Fashion retailer N Brown has revealed a return to profit in its first half as an online push starts to pay off.
The group behind brands Simply Be, Jacamo and JD Williams saw shares leap 8% higher as it posted pre-tax profits of £18.8 million for the six months to August 31, against losses of £27.1 million a year ago.
Revenues dropped 5.4% to £432.9 million, but the group saw combined online sales grow 5% across womenswear and menswear.
It said online now accounts for 84% of its business, up from 80% in the previous financial year.
Chief executive Steve Johnson said: “We announced our new strategy in May to return N Brown to sustainable profit growth and we have made good progress over the first half of the year.
“The retail environment remains heavily promotional, but we are concentrating on continuing to improve our customer proposition and ensuring we operate as efficiently as possible.”
On an underlying basis, pre-tax profits lifted 4% to £31.8 million.
The figures come after N Brown revealed last month that it was setting aside more to cover the cost of payment protection insurance (PPI) mis-selling compensation after seeing related inquiries surge tenfold in the run-up to the claims deadline.
It confirmed in its half-year figures that it is putting by an extra £25 million – having already paid out £108 million for PPI so far.
N Brown, which is based in Manchester, has been shifting to online sales, last year axing 20 shops while also retrenching overseas to focus on the UK.

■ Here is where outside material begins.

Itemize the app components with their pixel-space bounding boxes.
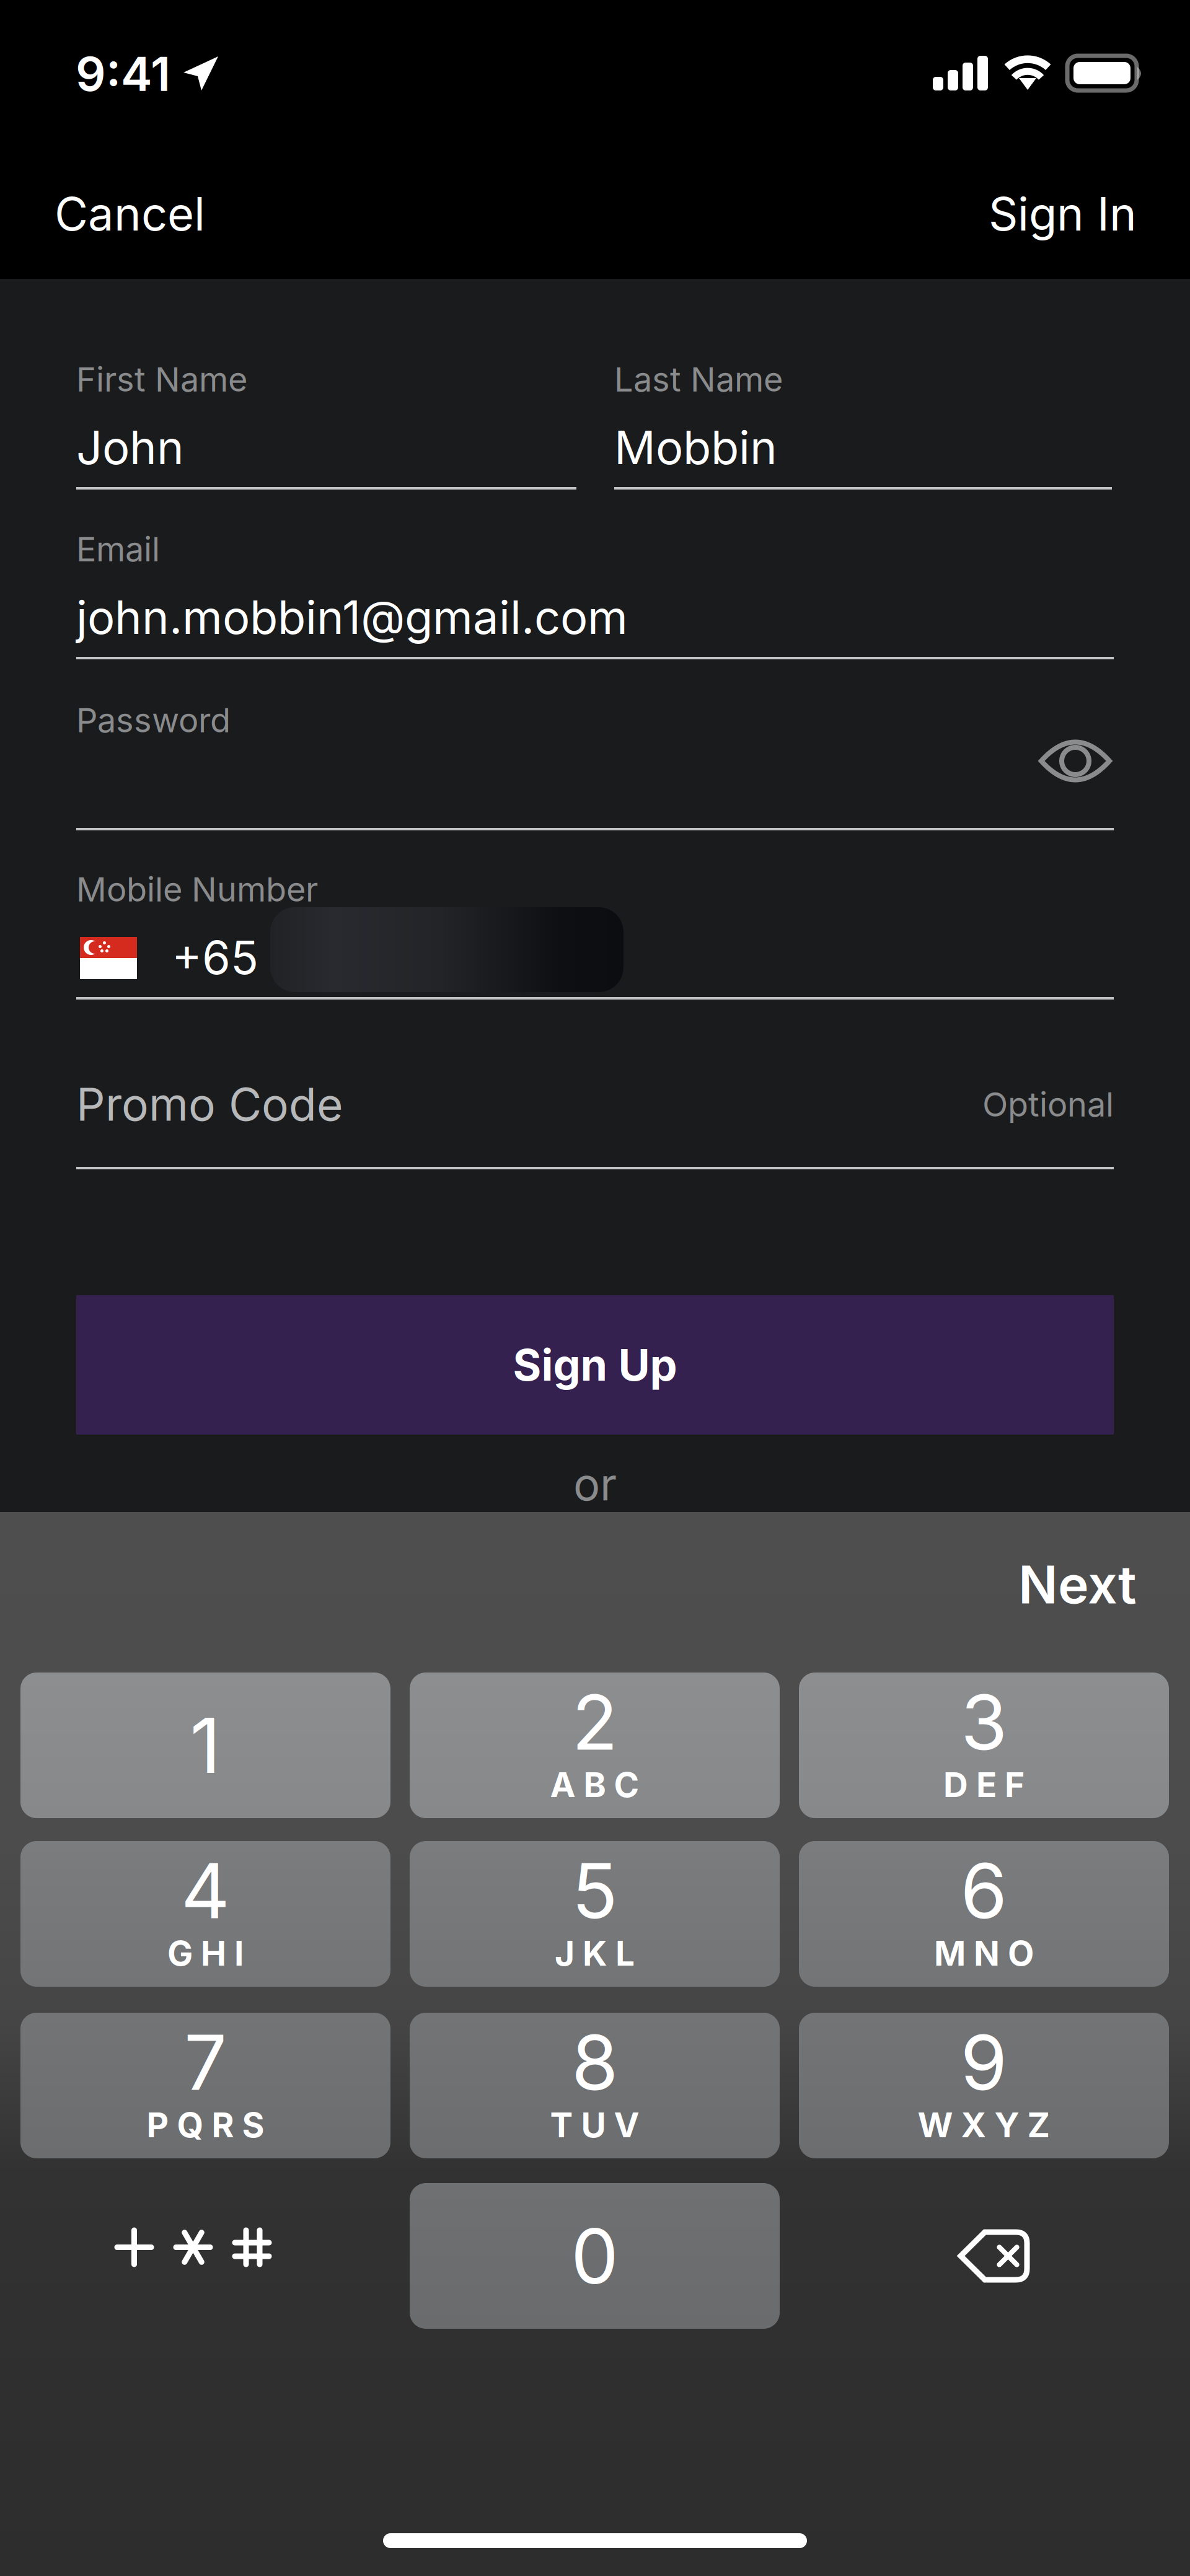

Revenues are still being weighed down by the store closure programme and overseas exit, but the group is putting faith in the rise of online sales to begin offsetting this.
It saw financial services revenue growth slow to 2.9% in the half year after it took the decision in the second quarter to limit credit increases and tighten affordability checks.
Caroline Gulliver, retail analyst at Jefferies, said: “The sales drag should continue, but there are some encouraging signs to watch.”
The figures mark a turnaround after a tough 2018 for N Brown, which lost a long-running dispute with the taxman and saw the abrupt departure of former chief executive Angela Spindler.
The VAT ruling in November will mean marketing costs are now likely to be between £6 million and £9 million higher from 2020 due to irrecoverable tax.